2019 Key Trends in European Hedge Funds

Introduction

The Eurekahedge European Hedge Fund Index was up 5.16% as of October 2019 year-to-date, supported by positive geopolitical developments surrounding Brexit and accommodative ECB policies. The region’s underlying equity market, as represented by the MSCI AC Europe IMI gained 15.79% over the same period. The slowing economic growth in the region remained as the central bank’s primary concern, particularly after Germany’s gross domestic product contracted in Q2 2019, raising concerns over a recession. In response, the ECB enacted a deposit rate cut and restarted their asset purchase programmes in September, which boosted the equity market in the region. The DAX and CAC40 were up 21.86% and 21.12% respectively since the start of the year. The UK market was spooked by PM Boris Johnson’s firm stance towards no-deal Brexit and decision to prorogue the parliament in August, resulting in a 5.00% decline of the FTSE100 over the month. However, the situation has reversed as the PM reached an agreement with EU leaders, which prompted the latter to grant a third deadline extension for Brexit.

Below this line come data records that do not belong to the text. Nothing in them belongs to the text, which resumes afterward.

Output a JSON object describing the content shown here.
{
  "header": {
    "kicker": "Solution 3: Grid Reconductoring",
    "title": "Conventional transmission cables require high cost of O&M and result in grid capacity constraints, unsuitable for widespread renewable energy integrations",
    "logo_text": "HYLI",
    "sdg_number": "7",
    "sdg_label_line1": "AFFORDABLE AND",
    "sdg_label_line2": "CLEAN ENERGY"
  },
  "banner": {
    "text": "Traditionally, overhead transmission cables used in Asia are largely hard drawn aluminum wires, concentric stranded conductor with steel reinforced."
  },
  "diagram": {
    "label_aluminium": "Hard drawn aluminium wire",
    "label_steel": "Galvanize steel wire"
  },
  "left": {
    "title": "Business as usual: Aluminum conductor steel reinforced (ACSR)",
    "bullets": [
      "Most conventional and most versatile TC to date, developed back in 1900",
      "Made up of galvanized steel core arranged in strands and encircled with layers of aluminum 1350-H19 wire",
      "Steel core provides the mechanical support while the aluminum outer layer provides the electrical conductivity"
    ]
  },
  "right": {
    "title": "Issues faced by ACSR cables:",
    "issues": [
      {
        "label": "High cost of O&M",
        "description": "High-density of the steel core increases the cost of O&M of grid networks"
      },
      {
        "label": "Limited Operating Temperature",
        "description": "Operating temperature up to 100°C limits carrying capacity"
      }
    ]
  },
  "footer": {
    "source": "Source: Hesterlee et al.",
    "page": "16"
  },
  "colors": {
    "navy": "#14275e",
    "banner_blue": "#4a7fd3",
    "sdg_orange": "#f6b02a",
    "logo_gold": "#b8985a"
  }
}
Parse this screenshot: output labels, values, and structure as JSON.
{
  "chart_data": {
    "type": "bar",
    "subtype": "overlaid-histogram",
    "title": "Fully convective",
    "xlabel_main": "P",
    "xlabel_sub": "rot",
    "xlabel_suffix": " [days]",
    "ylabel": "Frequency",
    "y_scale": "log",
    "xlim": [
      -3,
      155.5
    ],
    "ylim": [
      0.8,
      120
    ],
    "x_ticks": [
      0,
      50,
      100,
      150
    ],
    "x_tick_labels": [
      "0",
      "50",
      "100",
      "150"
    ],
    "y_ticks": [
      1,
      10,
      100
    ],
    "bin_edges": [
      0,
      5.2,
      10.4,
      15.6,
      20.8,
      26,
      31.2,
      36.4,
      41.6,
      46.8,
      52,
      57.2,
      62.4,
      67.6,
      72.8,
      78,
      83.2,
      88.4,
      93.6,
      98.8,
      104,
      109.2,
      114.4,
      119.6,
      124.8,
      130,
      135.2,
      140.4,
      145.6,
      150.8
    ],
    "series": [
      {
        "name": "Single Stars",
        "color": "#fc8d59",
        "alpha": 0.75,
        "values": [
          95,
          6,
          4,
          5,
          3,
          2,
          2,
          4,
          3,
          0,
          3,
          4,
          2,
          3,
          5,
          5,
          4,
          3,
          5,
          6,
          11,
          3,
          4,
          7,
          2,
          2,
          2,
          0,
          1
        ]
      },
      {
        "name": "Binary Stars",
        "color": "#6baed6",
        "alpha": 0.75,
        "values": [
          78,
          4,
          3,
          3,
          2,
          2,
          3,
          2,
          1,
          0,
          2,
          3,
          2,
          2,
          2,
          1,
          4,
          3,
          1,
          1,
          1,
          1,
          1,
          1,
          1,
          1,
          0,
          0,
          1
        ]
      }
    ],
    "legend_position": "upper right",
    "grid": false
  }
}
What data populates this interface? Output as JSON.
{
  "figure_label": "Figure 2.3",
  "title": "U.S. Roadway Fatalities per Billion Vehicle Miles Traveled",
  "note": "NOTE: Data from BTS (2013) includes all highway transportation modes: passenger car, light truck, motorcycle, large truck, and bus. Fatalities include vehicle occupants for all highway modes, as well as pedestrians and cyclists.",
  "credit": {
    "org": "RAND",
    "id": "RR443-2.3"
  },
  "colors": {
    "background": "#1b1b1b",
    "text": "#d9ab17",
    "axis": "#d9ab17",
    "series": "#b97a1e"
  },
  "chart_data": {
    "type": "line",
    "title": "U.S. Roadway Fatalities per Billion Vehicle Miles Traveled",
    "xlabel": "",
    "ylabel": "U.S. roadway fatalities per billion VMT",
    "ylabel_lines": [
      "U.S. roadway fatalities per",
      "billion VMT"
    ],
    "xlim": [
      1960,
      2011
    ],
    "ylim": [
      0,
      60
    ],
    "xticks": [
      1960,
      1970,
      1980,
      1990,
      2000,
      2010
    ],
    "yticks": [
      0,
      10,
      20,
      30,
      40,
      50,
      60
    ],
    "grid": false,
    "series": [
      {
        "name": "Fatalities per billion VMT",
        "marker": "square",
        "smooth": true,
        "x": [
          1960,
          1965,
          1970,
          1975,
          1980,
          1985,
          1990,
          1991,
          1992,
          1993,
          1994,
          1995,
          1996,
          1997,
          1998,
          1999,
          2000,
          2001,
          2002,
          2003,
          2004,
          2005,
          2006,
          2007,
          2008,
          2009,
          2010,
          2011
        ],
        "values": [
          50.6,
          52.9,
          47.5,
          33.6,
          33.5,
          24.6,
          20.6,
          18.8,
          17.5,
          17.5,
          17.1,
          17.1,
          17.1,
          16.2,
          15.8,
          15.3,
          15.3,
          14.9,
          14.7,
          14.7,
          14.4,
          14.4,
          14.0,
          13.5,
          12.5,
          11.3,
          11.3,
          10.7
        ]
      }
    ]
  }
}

The European hedge fund industry assets under management (AUM) stood at US$462.7 billion as of October 2019, down US$37.2 billion from the end of 2018 figure, mostly attributed to investor redemptions, following the trend from last year. European hedge fund managers have recorded investor outflows of US$13.4 billion last year, as the various political and economic concerns plagued the region’s hedge fund industry outlook. On the other hand, fund population within the region grew slightly since the end of 2018, in spite of the challenges posed by expensive regulatory compliance processes and competition from other alternative investment vehicles. As of October 2019, the European hedge fund industry population stood at 3,781 hedge funds, up from 3,715 by the end of 2018.

Figure 1: Industry growth in recent years

The European hedge fund industry assets grew at an impressive rate during the period preceding the global financial crisis in 2008. By the end of 2007, industry AUM stood at US$464.3 billion following seven consecutive years of double-digit annual growth since the end of 2000. The performance-driven losses and investor redemptions during the financial crisis decimated the European hedge fund industry assets, and it wasn’t until 2014 that the industry AUM recovered to levels seen before the 2008 crisis due to the economic slowdown inflicted by the European debt crisis which escalated in 2011.